The good news, according to Shulman, is that insulin resistance in skeletal muscle can be countered through a simple intervention: exercise.
Source: Howard Hughes Medical Institute
I wonder why there would there be insulin resistance developing in skeletal muscle? Could it be that our bodies have evolved to allow for, and expect, stress to these muscles (through regular physical activity such as hunting and gathering food)? Might this in turn mean that too much ATP is delivered to those muscle cells than is needed by them in our modern, sedentary lifestyle; and that, chronically, the muscles would begin to ‘switch off’ to protect themselves, rather than, like an engine running on too high an octane fuel, destroy themselves?
OK, so if these cells are switched off to the effects of insulin, isn’t there still too much sugar kicking around in the bloodstream? What happens to it? Isn’t it bathing all the cells in too much sugar, and thickening up the blood?
Too much sugar in the blood is bad for all the cells. The body has to decide how it’s going to get that sugar out of the blood. If it can’t metabolize it, it has to store it as triglycerides, in the hope that it will be needed for ATP production. Over time, if that mechanism isn’t used to burn off extra sugar, the body has to shut the chronic overdrive in the liver down, because, you know, well, it’s going to need that liver – hence the progression of metabolic syndrome to insulin resistance in the liver.
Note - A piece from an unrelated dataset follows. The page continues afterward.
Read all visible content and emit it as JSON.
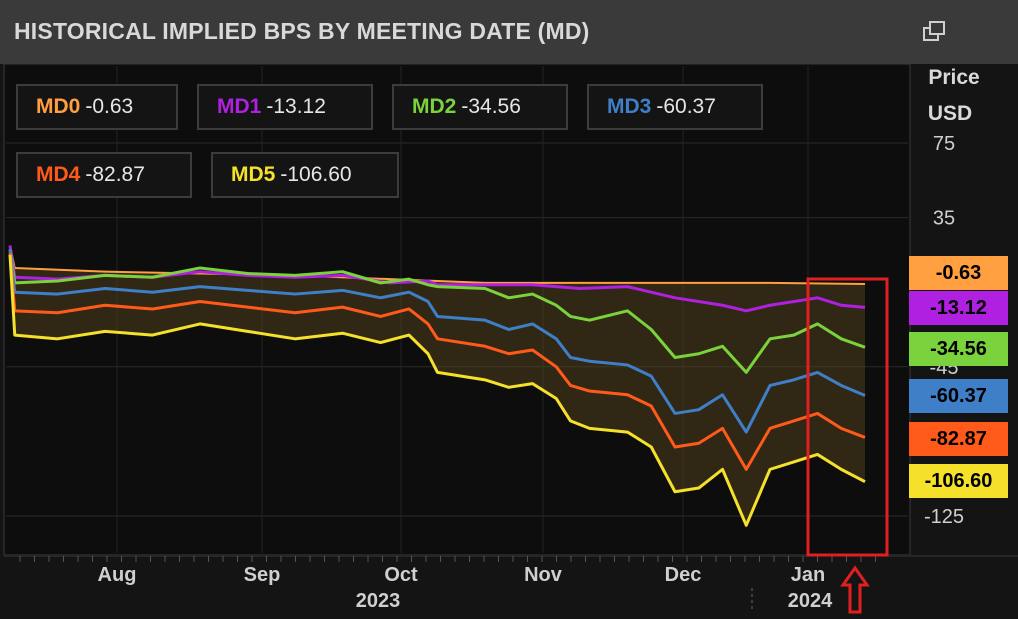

There’s still too much sugar kicking around though. The body still has to get rid of it. The long term strategy that’s least likely to cause premature mortality would be to store the sugar as fat. Which is why the longterm prognosis for those with metabolic syndrome who do not develop diabetes, is obesity – which places chronic stress on the heart, along with the atherosclerosis caused by elevated triglycerides.
It’s the sugar, I am sure of it. Too much sugar, available to the bloodstream far too quickly, owing to the refinement of food in the industrialized age.
wow, that was a highly technical explanation to the whole “belly fat ain’t healthy” subject. Makes some sense of it tho, so enjoyed this post immensely, even though I had to have my medical dictionary open beside me!! haha.